亮平无奈的说了一句。
“首先,你跟她在一起的定性必须是男女朋友的正常交往,就算谈婚论嫁也不能入赘,这是最基本的一条原则。”
“大伯,您看您想的可真远,再说这才哪儿到哪儿啊,我也没有说要和她在一起,这是您个人方面的想法罢了!”
侯春明摆了摆手继续道:“第二条就是你最好开诚布公的跟她讲,可以结婚,但是你婚后必须要一个自己的儿子,这样才能继承我们家的香火。

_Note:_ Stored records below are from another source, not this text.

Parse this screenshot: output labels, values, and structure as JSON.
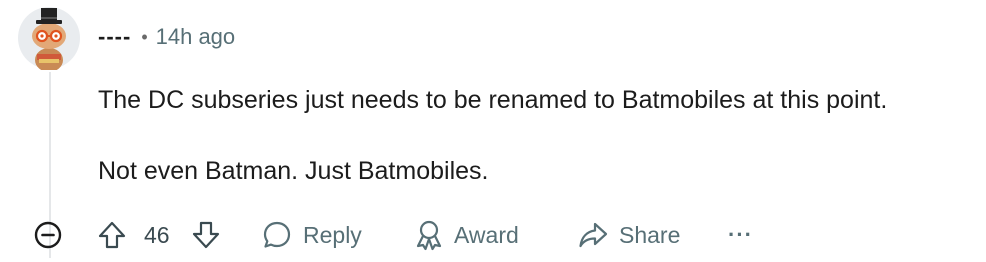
{
  "comment": {
    "username": "----",
    "separator": "•",
    "time": "14h ago",
    "paragraphs": [
      "The DC subseries just needs to be renamed to Batmobiles at this point.",
      "Not even Batman. Just Batmobiles."
    ],
    "vote_count": "46"
  },
  "actions": {
    "reply": "Reply",
    "award": "Award",
    "share": "Share",
    "more": "···"
  },
  "icons": {
    "avatar": "snoo-avatar-icon",
    "collapse": "minus-circle-icon",
    "upvote": "arrow-up-icon",
    "downvote": "arrow-down-icon",
    "reply": "speech-bubble-icon",
    "award": "award-ribbon-icon",
    "share": "share-arrow-icon"
  },
  "colors": {
    "text": "#1c1c1c",
    "meta": "#576f76",
    "thread_line": "#e5e7e9"
  }
}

”
不得不说,国人在宗族传承这方面看的是十分重要的,侯春明就是因为自己的妻子没能给自己生个儿子,这才把全部的爱倾注到了侯亮平的身上。
像梁璐不能生育的问题,侯亮平还不是特别清楚,可是在上层的小圈子里面大家都心如明镜似的,
侯春明做为一个政法系统的高级干部,自然也是知情人之一。
“大伯,您想的可是真多,我本来是想着让您想办法帮我推掉和她之间的这种关系,没想到您却还要推着我继续前进一步?”
侯亮平突然觉得自己口中有些寡淡,也不客气的从侯春明的烟盒里掏出一根烟给自己点上,这才感觉舒服了许多。
他甚至隐隐约约的有一种感觉,大伯也想借助着自己和梁璐的关系调离这个最没有实权的司法局。
“孩子,我就直说了,你跟梁璐在一起对你是百利而无一害的,你想想,她除了年龄大一些你不能接受,还有什么让你为难的吗?”
侯春明开始了循循善诱。
侯亮平仔细想了想,梁璐虽说年龄大了些,可要是按照现在的情况看,还正好处于一个女人的黄金年龄,
三十出头的女人正是熟透了的年纪
不过还是心里那道坎有些过不去。
看到他不说话,侯春明再一次的问道:
“我就问一句,你以后想不想在仕途上闯出一番天地? 顺利的做到厅局级干部,甚至再往前看看!”
听到这话,侯亮平毫不犹豫的说道:“当然想了,要是不想的话,我为什么读政法系?”